HC Deb 14 October 1991 vol 196 cc13-4W
Mr. Tredinnick

To ask the Secretary of State for the Environment whether he can announce the outcome of the study of the wildlife trade by the joint Nature Conservation Committee and the Royal Botanic gardens, Kew.

Mr. Baldry

The Joint Nature Conservation Committee submitted its report on 31 July, and copies are available in the library of the House. The Royal Botanic gardens, Kew has just submitted a report which reaches similar general conclusions and makes detailed recommendations on plants. We will make this available as soon as possible.

The JNCC's report gives unequivocal support for the convention on international trade in endangered species of the wild fauna and flora—CITES—which is the foundation for the conservation controls on trade throughout the European Community and most of the rest of the world. The committee has made some wide-ranging recommendations for the tightening the present controls— these deserve scrutiny throughout the European Community and beyond.

The Government share the concern that has been expressed not only about the possible effects of trade on wild populations, but about the conditions in which animals—especially birds—are transported. My right hon. Friend the Minister of Agriculture, Fisheries and Food has already been pressing hard for improvements in transport conditions on a Community basis.

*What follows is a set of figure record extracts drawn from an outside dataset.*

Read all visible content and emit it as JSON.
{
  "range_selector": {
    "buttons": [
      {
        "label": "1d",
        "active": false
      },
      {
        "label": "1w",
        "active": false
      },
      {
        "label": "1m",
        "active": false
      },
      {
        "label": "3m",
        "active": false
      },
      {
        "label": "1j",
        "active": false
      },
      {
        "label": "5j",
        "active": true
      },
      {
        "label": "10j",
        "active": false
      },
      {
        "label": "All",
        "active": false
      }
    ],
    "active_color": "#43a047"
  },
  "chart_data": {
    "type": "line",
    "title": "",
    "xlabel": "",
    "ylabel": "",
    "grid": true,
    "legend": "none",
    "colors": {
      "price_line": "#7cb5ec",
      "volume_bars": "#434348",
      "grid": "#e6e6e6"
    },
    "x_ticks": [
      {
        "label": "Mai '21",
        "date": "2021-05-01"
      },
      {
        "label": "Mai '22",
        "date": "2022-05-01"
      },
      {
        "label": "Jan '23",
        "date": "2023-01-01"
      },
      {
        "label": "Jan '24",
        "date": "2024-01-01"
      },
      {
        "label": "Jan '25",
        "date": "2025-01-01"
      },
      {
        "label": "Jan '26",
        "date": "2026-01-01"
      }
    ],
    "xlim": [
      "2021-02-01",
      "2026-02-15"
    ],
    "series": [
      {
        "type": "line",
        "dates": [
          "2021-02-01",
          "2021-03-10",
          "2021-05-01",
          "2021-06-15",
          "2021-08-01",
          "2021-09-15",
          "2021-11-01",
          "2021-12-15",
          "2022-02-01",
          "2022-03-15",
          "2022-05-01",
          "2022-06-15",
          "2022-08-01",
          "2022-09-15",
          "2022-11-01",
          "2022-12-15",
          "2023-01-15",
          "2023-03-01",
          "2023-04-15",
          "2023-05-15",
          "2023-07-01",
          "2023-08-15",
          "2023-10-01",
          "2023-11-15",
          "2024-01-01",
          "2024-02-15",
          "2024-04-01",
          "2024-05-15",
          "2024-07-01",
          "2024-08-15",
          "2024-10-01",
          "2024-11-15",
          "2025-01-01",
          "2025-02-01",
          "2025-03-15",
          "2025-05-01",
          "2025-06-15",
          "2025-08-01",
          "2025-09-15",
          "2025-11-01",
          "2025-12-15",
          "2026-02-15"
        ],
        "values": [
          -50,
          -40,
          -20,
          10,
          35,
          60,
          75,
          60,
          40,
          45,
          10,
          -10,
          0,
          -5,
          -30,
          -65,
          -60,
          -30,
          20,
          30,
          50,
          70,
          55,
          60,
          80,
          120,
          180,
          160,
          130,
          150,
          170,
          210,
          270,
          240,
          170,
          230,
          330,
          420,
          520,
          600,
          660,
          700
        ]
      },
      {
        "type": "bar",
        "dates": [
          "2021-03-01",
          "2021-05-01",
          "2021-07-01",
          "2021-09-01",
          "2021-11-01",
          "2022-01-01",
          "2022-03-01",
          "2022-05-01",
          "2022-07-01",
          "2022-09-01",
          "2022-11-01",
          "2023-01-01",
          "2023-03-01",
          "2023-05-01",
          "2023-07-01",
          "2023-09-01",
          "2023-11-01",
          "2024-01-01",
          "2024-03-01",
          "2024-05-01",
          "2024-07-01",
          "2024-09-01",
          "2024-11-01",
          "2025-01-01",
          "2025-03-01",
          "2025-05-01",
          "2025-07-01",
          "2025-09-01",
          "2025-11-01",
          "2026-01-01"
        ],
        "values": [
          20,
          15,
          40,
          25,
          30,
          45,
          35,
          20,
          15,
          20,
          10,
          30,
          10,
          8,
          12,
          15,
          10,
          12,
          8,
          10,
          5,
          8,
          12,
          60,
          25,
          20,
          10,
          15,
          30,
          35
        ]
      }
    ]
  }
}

My hon. Friend the Parliamentary Secretary to the Ministry of Agriculture, Fisheries and Food and I have therefore written to the European Commission today, urging it to propose that the Community takes steps to:

—strengthen measures to prevent illegal trade in endangered species and to ensure that specimens of the species are used to bring conservation benefits;—make more systematic checks on the effects of trade in species whose survival might become threatened to ensure that it continues only at sustainable levels;—monitor trade in more species;—make sure that appropriate care is taken of all species on CITES;— strictly control trade in any species which are particularly vulnerable to stress and mortality as a result of transport and captivity.